Wondering whether this kind of elaborate planning was common among people bent on suicide, I reached out to Katherine Ramsland, a professor of forensic psychology at DeSales University who has written 54 books, including Inside the Minds of Mass Murderers. Below is an edited condensation of our conversation.

JW: Are there cases where suicidal people develop very ornate and elaborate plans?

KR: There are definitely people who create elaborate plans. There was one woman who was an engineer, and she created her own chainsaw guillotine with a remote control. She measured everything out, bought the materials, and built it. It was really elaborate. And it worked.

JW: The thing about MH370, of course, isn’t just that it was so elaborate, but that it took so long. Now we understand that, if Zaharie did commit suicide, he not only spent six hours flying into the remote ocean, but then proceeded to hold the plane in a glide after fuel exhaustion to prolong the process. Are there cases where people commit suicide in such a way that it’s as protracted as possible?

KR: I don’t know about that. Why would you? Why would anybody do that? You could make the argument that he was hoping that the passengers would survive it, but if that’s the case just go commit suicide, and don’t do it with other people.

JW: Would you say that prolonging is the opposite of what most people who commit suicide want?

KR: If you wanna do it, you want to get it over with. It’s not the experience of dying that you want. Now let’s really go to the absurd. Yes, there are people who really want the experience of dying—they are ‘death collectors.’ There was one guy, a serial killer named Peter Kürten, who had a fetish for blood. When he killed his victims he’d hit them so that the blood would spurt out and he’d catch it in his mouth. When he was finally going to be executed by guillotine he said, “I hope I experience that, because imagine the blood flow!” To him, the ultimate thing would be actually experiencing his own death.

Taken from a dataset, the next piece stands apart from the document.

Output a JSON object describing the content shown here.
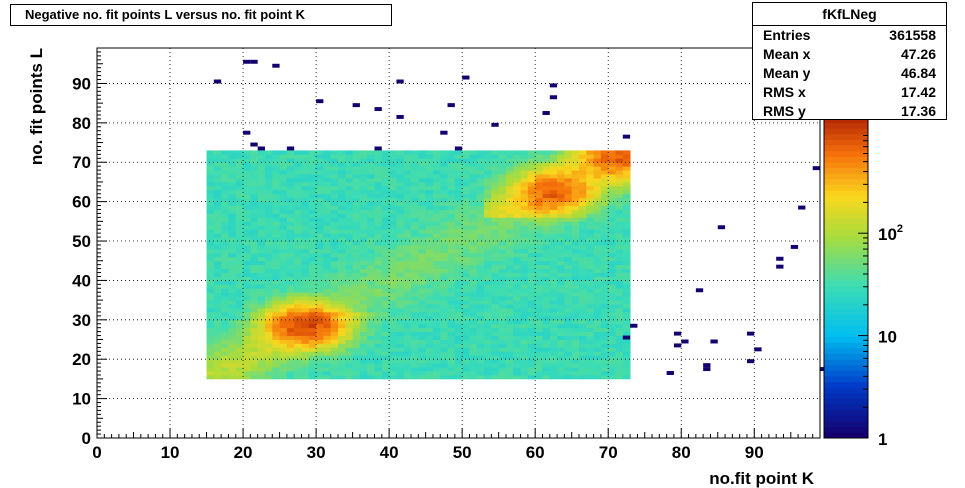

JW: Could Zaharie have been that kind of person, a death collector?

KR: Obviously these are people with serious problems. I think people would have noticed that this guy had a death fetish, if that’s what he was trying to do. There would be signals.

JW: There have been cases in the past of pilots crashing their planes into the ground and killing all their passengers, most notably Germanwings 9525 last March. But in that case there was a lot of evidence that he was under a lot of pressure and had a long history of psychological issues. That’s not the case with MH370. Malaysia investigators have said specifically there was no evidence of suicidal intention. People might not trust Malaysian officials, but none of Zaharie’s friends or family have said they saw troubling signs, either, like they did in the Germanwings case.

KR: Usually, there’s something that people notice. It’s one thing if you were single, but the Malaysia pilot had people around him, coworkers, family. They’d notice something different. He wouldn’t necessarily leak his decision or his planning, but there would be something different. To do something like this without anybody noticing anything would be really hard to do.

JW: In the case of Germanwings and every other pilot suicide that we know about, the pilot descended into the ground and got it over with quickly.

KR: If somebody’s going to commit suicide, they’ll just go do it. If the media is to be believed, the Germanwings pilot had clearly made a statement to people about being famous, and that fits the profile of a mass murder-coercive suicide. But because there’s no evidence of that here, I think it’s just too big of a leap to say, “This is suicide.” So many things are against it.

JW: Would you go so far as to say Zaharie couldn’t have been responsible?

KR: I’m not going to rule out the possibility because there will always be rare instances of things that surprise us. Human beings are strange creatures.